US equities have enjoyed an impressive run on the back of strong corporate earnings in the latest reporting season, and robust economic indicators. It also helps that the US economy is comparably stronger than Europe and Asia. President Trump sent the US dollar lower after he took a swipe at Jerome Powell, the head of the Federal Reserve, for hiking interest rates. The sell-off in the greenback, helped overseas investors snap up US stocks.

US stock index futures traded lower overnight after two of Mr Trump’s allies were caught up in legal trouble. Michael Cohen, Trump’s former lawyer, pleaded guilty to various different charges from tax fraud to campaign finance violations. Paul Manafort, former campaign boss, was found guilty of a number of violations, including bank fraud and tax fraud. Mr Cohen testified that Mr Trump instructed him to break the law in 2016, and this has taken the shine off the positive stock market story.

The US-China trade meeting will take place today, and traders certainly have high hopes. Since the announcement of the meeting, dealers have had the mind-set that the very act of sitting down and discussing trade is a step in the right direction.

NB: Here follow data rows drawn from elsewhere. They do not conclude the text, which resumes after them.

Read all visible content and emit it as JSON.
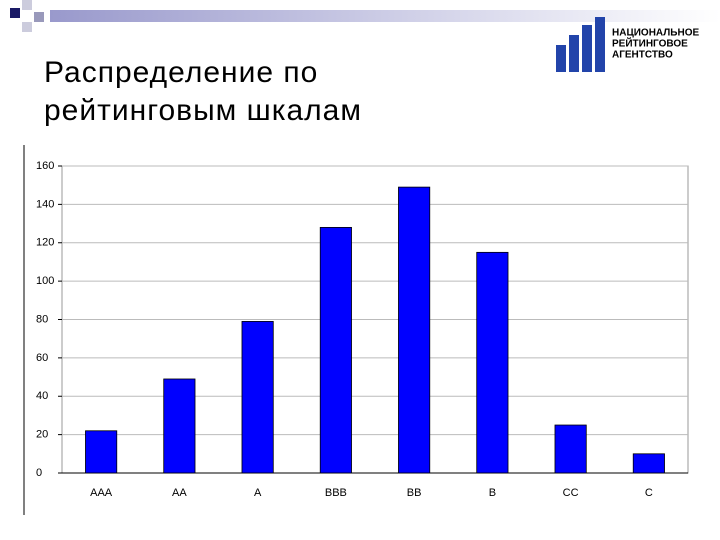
{
  "slide": {
    "logo": [
      "НАЦИОНАЛЬНОЕ",
      "РЕЙТИНГОВОЕ",
      "АГЕНТСТВО"
    ]
  },
  "chart_data": {
    "type": "bar",
    "title": "Распределение по рейтинговым шкалам",
    "categories": [
      "AAA",
      "AA",
      "A",
      "BBB",
      "BB",
      "B",
      "CC",
      "C"
    ],
    "values": [
      22,
      49,
      79,
      128,
      149,
      115,
      25,
      10
    ],
    "color": "#0000ff",
    "ylim": [
      0,
      160
    ],
    "yticks": [
      0,
      20,
      40,
      60,
      80,
      100,
      120,
      140,
      160
    ],
    "grid": true
  }
}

The politicians on the other hand are giving off the impression that not much will be achieved.

The Chinese authorities have been encouraging domestic banks to up their lending to exporters. President Trump stated he has ‘no time frame’ in mind for the trade negotiations. It was also reported that the US are contemplating another round of tariffs on Chinese imports. It is important that both sides don’t appear too eager to make a deal going into the talks, so this could just be posturing.

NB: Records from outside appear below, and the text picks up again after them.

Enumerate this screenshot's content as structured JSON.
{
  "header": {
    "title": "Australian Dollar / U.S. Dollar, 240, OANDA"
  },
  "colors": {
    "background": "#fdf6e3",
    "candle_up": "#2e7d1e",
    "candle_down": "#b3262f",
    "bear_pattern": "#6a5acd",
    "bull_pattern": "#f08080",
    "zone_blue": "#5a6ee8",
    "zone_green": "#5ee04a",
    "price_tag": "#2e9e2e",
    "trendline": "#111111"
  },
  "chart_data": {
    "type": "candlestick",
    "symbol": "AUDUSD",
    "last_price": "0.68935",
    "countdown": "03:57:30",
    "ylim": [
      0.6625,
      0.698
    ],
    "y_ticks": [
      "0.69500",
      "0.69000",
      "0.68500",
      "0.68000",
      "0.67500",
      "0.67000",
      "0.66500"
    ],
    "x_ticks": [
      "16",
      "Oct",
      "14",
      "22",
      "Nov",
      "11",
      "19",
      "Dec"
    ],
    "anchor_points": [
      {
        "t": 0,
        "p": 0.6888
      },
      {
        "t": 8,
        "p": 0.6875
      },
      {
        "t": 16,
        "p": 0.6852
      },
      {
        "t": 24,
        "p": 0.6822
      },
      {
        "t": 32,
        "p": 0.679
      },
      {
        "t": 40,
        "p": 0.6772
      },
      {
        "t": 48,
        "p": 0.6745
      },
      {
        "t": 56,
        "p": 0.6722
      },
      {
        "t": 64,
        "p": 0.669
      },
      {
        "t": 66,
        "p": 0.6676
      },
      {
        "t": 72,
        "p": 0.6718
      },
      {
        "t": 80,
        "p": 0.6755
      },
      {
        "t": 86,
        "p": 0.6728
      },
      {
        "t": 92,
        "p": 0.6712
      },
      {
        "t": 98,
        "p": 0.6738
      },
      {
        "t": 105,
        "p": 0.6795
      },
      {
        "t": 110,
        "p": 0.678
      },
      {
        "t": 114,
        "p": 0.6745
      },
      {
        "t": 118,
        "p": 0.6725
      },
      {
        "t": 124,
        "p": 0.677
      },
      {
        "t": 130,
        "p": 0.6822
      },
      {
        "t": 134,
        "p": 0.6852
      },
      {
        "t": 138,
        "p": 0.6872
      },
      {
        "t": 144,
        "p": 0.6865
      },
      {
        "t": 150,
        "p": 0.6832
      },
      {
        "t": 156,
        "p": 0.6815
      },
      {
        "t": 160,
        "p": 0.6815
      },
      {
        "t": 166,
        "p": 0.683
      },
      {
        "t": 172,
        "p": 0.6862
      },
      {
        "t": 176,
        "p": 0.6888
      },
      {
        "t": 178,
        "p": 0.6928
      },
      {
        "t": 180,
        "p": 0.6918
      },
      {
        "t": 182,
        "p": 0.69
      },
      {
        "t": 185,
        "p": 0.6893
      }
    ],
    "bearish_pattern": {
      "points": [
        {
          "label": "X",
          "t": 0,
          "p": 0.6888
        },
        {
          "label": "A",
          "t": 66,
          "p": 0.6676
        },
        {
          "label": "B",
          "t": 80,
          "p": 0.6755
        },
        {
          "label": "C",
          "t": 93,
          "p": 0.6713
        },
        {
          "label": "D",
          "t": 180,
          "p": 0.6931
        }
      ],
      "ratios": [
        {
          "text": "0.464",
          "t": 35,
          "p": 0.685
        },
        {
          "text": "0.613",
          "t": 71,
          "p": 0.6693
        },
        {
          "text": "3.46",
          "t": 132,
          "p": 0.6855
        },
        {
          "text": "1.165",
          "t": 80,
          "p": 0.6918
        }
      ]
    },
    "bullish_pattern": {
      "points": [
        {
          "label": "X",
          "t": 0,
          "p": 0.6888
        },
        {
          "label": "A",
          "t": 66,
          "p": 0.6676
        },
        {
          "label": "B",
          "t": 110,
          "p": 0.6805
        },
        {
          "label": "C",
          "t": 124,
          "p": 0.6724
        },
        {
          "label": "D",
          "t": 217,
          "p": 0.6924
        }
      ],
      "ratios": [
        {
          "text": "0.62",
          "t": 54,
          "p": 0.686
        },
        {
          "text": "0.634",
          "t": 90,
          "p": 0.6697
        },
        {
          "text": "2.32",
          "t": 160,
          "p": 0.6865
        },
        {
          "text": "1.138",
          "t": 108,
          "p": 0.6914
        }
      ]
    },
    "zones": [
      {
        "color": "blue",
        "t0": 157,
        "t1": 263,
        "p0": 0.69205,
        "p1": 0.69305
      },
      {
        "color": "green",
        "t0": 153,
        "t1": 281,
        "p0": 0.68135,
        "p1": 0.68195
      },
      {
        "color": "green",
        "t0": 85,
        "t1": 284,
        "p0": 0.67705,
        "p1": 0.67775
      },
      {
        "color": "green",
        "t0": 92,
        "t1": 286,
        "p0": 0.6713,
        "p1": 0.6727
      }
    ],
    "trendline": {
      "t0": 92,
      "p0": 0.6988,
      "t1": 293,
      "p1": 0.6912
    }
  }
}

The Turkish lira may have simmered down a bit, but the problems are still bubbling away. The US government won’t allow any concessions regarding the US pastor, and for the time being Mr Trump wants to keep the pressure on the country. Additional slides in the lira could ripple out into the eurozone.

The Federal Reserve will release minutes from the latest meeting at 7pm (UK time). The update will give us a better idea as to what the US central bank are thinking. Interest rates were kept on hold, earlier this month, but the language of statement that followed was distinctively more hawkish. The central bank confirmed that ‘economic activity has been rising at a strong rate’ and that business fixed investment along with consumer spending had ‘grown strongly’. Traders are widely expecting the Fed to hike rates next month, and tonight’s minutes could be seen as a stepping stone.

The US existing homes sales report will be announced at 3pm (UK time) and economists are expecting 5.4 million, and that would be a slight improvement on the 5.38 million that was registered in June.  

At 3.30pm (UK time) the Energy Information Administration will release the latest oil inventory figures and the consensus estimate is for a 1.5 million barrel drop, and that would compare with last week’s jump of 6.8 million barrels. The American Petroleum Institute released their latest report last night, and oil inventories fell by 5.77 million barrels and the gasoline stockpiles declined by 930,000 barrels.  

EUR/USD – now that it has broken above the 1.1500 region, we could see further gains, and resistance might be found at 1.1615 – 50-day moving average. If the wider negative trend continues, support might be found at 1.1287 or 1.1156.

GBP/USD – has been in a downtrend since April, and if the bearish move continues it could target 1.2590. Pullbacks might run into resistance in the 1.2957 to 1.3000 region.       

EUR/GBP – has been pushing higher since April and if the bullish run continues it could target 0.9050. A move lower might find support at 0.8900 or 0.8844. 

USD/JPY – the upward trend that began in March is still intact, and if the positive move continues it might target 112.15. Support might be found at 109.86 – the 200-day moving average.